Amidst falling production, prices are expected to remain firm in near future. According to Directorate of Cashew and Cocoa Development, domestic production this year is expected to be around 12,000 tonnes, about the same as last year\'s production of 11,820 tonnes. This would meet only about 50 per cent of the domestic demand and the rest would have to be imported (India is a net importer of dry cocoa beans).
Trade sources, however, expected a 10-20 per cent decline in production this year and said prices have already surged beyond Rs 150 levels. Negligible pre-summer rains during January-February had put the June-July crop under pressure.

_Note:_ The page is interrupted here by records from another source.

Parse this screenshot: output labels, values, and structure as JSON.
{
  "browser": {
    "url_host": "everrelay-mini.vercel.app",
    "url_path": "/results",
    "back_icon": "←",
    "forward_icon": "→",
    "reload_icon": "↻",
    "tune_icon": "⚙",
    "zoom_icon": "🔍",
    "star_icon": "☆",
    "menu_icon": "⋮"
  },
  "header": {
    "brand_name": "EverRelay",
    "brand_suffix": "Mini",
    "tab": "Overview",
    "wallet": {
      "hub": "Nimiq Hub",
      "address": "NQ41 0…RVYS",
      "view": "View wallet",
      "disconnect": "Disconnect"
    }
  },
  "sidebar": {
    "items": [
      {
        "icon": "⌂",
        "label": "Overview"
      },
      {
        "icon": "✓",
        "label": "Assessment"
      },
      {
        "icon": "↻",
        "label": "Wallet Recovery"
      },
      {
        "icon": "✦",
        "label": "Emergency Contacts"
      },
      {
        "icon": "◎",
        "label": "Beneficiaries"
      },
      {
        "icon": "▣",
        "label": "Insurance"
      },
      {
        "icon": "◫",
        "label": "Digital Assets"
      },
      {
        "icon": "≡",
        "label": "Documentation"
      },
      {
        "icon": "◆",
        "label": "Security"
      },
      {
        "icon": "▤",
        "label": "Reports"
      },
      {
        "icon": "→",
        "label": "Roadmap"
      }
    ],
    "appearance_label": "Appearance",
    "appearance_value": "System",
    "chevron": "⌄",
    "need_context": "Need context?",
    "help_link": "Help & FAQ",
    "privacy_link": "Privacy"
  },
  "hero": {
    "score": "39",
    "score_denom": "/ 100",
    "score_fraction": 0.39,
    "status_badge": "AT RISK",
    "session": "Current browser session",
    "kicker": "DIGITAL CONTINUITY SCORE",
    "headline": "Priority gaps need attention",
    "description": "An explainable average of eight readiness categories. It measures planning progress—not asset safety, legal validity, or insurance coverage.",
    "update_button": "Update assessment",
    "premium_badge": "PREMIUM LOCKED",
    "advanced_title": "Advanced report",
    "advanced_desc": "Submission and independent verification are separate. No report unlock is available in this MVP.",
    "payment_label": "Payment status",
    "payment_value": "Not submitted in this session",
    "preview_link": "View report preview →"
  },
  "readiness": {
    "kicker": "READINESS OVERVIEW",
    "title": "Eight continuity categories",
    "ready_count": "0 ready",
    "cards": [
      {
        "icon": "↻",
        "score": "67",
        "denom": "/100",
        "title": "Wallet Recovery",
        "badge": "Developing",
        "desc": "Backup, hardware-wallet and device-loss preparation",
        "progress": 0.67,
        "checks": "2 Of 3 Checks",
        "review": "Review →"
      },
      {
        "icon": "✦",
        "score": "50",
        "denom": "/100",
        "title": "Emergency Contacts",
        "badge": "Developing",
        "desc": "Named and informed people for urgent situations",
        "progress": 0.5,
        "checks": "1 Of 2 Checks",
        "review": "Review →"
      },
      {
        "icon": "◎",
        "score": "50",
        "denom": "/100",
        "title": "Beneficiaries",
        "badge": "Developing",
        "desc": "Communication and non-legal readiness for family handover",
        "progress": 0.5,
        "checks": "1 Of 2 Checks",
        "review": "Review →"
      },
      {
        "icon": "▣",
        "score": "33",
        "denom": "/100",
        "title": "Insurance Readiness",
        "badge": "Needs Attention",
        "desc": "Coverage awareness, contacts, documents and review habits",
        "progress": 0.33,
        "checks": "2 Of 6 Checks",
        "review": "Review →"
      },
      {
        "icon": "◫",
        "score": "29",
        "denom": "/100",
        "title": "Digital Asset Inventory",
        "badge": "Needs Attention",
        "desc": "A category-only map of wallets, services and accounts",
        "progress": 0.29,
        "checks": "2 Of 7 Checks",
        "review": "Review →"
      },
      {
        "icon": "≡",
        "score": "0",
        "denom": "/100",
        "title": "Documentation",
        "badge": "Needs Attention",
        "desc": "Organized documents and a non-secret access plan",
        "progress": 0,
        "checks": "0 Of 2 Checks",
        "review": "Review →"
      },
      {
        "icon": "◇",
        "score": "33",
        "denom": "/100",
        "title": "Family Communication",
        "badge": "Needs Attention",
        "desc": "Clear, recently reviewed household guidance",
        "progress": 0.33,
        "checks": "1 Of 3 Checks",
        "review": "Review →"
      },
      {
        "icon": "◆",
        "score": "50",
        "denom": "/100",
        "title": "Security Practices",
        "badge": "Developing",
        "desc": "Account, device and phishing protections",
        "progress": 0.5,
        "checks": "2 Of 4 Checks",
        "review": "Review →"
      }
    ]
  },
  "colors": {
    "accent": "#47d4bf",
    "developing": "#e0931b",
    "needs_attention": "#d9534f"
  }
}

Heavy and incessant rains in July-August widely damaged young buds and pods, thereby reducing the second October-November crop. Most chocolate producing companies in India are gearing up for further imports despite the high global prices and an import duty of 35 per cent.
They are also vying for dry cocoa beans from the farmer. While large companies like Cadbury India require around 15,000 tonnes of dry cocoa a year, nearly all of them have to import 50 per cent of their requirement. They hope to import before the international prices firm up further.
Falling Global Production
The crop from Ivory Coast, the world\'s largest cocoa producer, is expected to dip sharply to around one million tonnes this year, from 1.36 million last year. Ivory Coast and Ghana together account for close to 60 per cent of global cocoa bean production. According to revised estimates from the Cocoa Producers Alliance (COPAL), which represents over 75 per cent of global production, output for 2008-09 is expected to fall nearly six per cent to 3.51 million kg — down from 3.73 million kg last year.
Even as the inventories of producing countries and multinational companies firmed up, global prices have been on a clear uptrend. Spot prices at London markets closed at $3.56 per kg, according to the International Cocoa Organisation (ICOCO). However, March futures were down, anticipating improved crop during the current winter season.